Sur le fond : une torture qui en vaut la peine

Qualité vient de tourmenter. Et c'est devenu une torture de consommer des médias.

Il n'est plus guère possible de se fier aveuglément à un quotidien, à une chaîne de télévision ou à une station de radio lorsqu'il s'agit de choisir des informations pertinentes et de les traiter avec compétence. Ce qui est porté à la connaissance du public n'est pas automatiquement vrai et bien vérifié. L'annuaire 2014 "Qualité des médias" confirme le déclin de la profondeur et de la compétence du journalisme suisse en matière d'information : les médias suisses seraient de moins en moins bons, des chaînes de la SSR aux portails en ligne, en passant par les journaux par abonnement et les télévisions privées. Les thèmes pertinents font défaut, la mise en perspective est inexistante. Les breaking news remplacent les reportages de fond, le divertissement remplace l'information.

Malheureusement, les auteurs de l'étude ont raison. Celui qui veut s'informer de manière fondée doit regarder et écouter très attentivement, ne peut se fier à aucune déclaration, doit rester vigilant, prêt à mordre.

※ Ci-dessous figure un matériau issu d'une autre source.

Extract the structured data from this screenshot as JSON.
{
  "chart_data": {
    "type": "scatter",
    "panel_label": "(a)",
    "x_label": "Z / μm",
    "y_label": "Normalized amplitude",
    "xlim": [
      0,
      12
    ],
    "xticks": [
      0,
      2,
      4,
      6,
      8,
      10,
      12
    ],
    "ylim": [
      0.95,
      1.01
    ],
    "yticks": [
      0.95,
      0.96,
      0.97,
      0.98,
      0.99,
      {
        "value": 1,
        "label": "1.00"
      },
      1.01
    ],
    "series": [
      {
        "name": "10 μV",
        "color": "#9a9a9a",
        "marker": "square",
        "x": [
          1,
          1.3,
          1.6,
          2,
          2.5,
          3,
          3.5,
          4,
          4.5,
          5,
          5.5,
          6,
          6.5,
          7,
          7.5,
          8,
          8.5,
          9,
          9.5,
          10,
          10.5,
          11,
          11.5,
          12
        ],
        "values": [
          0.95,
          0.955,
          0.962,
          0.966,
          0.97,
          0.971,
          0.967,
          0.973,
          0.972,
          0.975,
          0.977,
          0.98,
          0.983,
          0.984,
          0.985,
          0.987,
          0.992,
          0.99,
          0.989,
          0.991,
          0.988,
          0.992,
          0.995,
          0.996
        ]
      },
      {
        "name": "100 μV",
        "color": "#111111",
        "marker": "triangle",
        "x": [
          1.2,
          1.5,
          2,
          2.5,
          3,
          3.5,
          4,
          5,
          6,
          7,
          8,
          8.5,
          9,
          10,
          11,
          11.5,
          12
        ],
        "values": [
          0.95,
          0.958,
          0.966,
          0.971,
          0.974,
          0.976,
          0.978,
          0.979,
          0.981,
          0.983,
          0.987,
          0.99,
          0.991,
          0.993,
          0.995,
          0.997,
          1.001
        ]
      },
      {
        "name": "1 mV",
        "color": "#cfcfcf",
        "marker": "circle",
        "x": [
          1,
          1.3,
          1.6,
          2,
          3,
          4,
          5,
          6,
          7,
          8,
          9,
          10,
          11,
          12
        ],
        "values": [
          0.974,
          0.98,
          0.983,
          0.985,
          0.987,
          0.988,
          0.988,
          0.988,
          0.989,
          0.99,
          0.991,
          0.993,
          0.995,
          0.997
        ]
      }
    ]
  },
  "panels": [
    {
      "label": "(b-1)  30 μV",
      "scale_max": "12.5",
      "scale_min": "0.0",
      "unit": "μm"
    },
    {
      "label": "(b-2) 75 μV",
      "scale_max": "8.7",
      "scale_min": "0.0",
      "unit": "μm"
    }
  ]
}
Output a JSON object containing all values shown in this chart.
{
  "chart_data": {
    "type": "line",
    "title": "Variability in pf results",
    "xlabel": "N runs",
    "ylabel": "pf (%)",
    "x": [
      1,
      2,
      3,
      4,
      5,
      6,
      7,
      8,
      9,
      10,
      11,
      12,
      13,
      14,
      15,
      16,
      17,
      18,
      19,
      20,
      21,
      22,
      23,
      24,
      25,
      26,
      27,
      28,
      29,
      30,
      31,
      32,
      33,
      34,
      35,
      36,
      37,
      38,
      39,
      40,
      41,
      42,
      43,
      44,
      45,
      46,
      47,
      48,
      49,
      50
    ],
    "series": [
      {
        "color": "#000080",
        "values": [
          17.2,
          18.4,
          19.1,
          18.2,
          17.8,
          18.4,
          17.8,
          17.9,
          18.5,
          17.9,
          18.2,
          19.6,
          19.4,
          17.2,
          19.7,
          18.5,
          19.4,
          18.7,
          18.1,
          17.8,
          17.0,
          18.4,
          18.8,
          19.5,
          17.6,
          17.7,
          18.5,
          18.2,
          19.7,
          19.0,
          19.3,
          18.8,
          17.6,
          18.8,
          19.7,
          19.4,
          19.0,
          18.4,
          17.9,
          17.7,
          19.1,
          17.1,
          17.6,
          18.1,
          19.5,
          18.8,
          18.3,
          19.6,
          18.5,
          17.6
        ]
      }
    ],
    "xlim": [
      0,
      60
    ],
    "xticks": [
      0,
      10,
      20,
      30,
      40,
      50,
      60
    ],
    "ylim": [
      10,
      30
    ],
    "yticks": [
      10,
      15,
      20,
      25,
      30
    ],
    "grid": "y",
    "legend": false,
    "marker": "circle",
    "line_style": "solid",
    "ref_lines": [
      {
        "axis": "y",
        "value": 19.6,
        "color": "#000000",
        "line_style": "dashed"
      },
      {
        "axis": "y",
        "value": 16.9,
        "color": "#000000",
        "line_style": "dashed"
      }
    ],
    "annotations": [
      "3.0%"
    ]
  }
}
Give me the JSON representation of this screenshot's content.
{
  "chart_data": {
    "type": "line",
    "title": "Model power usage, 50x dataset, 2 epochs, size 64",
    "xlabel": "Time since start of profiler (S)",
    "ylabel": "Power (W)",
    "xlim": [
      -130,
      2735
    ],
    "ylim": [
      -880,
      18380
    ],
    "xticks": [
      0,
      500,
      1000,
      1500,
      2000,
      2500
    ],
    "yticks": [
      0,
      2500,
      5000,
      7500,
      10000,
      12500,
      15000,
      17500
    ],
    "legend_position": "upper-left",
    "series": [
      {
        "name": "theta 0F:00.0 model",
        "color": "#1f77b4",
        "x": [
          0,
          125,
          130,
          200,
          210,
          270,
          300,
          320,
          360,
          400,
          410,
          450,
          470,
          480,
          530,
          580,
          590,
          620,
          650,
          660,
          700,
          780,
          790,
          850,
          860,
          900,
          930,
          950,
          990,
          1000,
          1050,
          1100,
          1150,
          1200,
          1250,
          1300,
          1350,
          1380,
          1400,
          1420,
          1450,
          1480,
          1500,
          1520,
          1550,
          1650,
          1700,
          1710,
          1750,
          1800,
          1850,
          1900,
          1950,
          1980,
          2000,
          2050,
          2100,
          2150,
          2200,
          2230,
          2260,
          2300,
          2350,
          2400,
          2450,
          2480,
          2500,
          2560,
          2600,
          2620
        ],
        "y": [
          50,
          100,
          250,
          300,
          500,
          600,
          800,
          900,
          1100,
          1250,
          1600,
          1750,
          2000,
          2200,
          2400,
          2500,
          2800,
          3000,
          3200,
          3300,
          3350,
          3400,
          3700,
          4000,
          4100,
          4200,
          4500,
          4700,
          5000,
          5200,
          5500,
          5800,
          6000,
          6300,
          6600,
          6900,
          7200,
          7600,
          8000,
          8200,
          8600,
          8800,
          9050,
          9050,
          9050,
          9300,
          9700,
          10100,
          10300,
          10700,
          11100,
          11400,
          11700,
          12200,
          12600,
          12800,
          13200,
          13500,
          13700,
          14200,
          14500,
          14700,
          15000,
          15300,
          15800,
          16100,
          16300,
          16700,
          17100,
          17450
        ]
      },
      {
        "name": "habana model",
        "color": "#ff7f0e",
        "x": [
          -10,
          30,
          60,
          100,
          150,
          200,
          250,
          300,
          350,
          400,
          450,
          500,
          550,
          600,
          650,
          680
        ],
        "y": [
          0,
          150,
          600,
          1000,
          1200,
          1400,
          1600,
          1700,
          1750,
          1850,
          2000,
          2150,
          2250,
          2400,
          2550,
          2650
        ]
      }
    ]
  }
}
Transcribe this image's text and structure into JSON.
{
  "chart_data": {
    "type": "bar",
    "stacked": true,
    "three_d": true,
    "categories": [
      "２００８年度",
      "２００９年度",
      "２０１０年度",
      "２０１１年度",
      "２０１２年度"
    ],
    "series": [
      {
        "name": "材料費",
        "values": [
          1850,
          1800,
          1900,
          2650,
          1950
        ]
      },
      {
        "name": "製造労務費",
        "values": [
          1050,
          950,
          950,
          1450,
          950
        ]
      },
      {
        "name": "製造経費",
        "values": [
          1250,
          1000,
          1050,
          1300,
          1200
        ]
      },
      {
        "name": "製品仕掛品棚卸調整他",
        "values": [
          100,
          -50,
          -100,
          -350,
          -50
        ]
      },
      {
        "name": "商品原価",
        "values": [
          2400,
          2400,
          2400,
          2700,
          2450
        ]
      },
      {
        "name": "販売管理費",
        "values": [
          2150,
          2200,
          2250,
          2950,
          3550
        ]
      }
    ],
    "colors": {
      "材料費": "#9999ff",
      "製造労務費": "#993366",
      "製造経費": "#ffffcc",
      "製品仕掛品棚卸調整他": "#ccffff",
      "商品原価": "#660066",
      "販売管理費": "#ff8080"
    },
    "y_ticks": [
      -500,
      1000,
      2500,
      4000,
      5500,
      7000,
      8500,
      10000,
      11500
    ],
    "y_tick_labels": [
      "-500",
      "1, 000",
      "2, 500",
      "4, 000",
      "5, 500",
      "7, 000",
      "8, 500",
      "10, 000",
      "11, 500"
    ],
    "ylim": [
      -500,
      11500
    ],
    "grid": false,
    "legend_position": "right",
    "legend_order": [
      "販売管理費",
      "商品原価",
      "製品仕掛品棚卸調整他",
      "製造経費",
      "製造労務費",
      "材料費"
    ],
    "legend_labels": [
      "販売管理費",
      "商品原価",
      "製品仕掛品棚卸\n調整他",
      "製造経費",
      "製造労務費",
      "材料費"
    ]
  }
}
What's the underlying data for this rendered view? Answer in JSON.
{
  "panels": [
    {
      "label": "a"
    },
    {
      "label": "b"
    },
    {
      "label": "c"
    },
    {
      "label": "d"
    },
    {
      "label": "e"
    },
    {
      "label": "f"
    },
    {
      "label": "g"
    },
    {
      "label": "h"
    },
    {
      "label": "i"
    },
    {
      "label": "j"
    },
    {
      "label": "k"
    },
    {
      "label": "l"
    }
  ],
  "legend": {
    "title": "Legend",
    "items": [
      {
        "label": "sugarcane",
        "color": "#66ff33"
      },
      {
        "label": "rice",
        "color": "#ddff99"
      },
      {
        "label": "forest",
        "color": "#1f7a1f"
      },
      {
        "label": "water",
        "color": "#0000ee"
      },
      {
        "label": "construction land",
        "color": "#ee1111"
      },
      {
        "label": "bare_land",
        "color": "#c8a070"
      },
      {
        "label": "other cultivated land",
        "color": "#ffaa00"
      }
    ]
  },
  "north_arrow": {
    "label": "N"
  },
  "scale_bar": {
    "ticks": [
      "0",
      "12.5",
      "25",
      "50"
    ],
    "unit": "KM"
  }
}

Le risque est grand de tomber dans le piège d'une information erronée - non seulement en tant que lecteur, mais aussi et surtout en tant que journaliste. Qu'une information fausse, erronée ou trompeuse soit promue au rang de source, cela arrive probablement régulièrement. Mais toutes les négligences ne sont pas aussi graves que la récente erreur de la WDR sur les photos de chars.

La faute de cette débâcle qualitative revient bien sûr aux méchants journalistes qui - pfuiiiii ! - ne font plus correctement leur travail. La profession elle-même n'hésite pas à critiquer ses collègues. Les journalistes n'ont aucune compréhension pour ce genre de négligence. Jusqu'à ce qu'ils soient eux-mêmes touchés.

Ce que personne ne pense, c'est que la production de médias est devenue une véritable torture. Certes, tout le monde réclame de la qualité, mais personne ne veut la payer. Les lecteurs et les annonceurs sont les derniers à le faire. Les uns lisent, les autres préfèrent passer des annonces dans un journal gratuit plutôt que dans l'un des grands fleurons du journalisme suisse. Près d'un franc sur trois dépensé en publicité dans les 45 plus grands journaux suisses atterrit dans l'un des quatre journaux gratuits. Ergo : celui qui est bon marché gagne. D'où peut donc venir la motivation d'écrire des articles de qualité ? Le prix Pulitzer ne peut pas être obtenu uniquement avec un travail manuel propre. Un salaire plus élevé non plus.

Que se passera-t-il si la qualité n'est plus rentable ? Si le changement de mentalité dont on parle tant n'intervient pas chez les éditeurs, les annonceurs et les abonnés ? Si des faits durement élaborés peuvent être lus gratuitement en un clin d'œil, sans indication de la source bien sûr, et si, en plus, ils sont cités à l'envers ? Restons obstinés. S'il n'y a plus de journalisme de qualité, il est impossible de relancer la demande.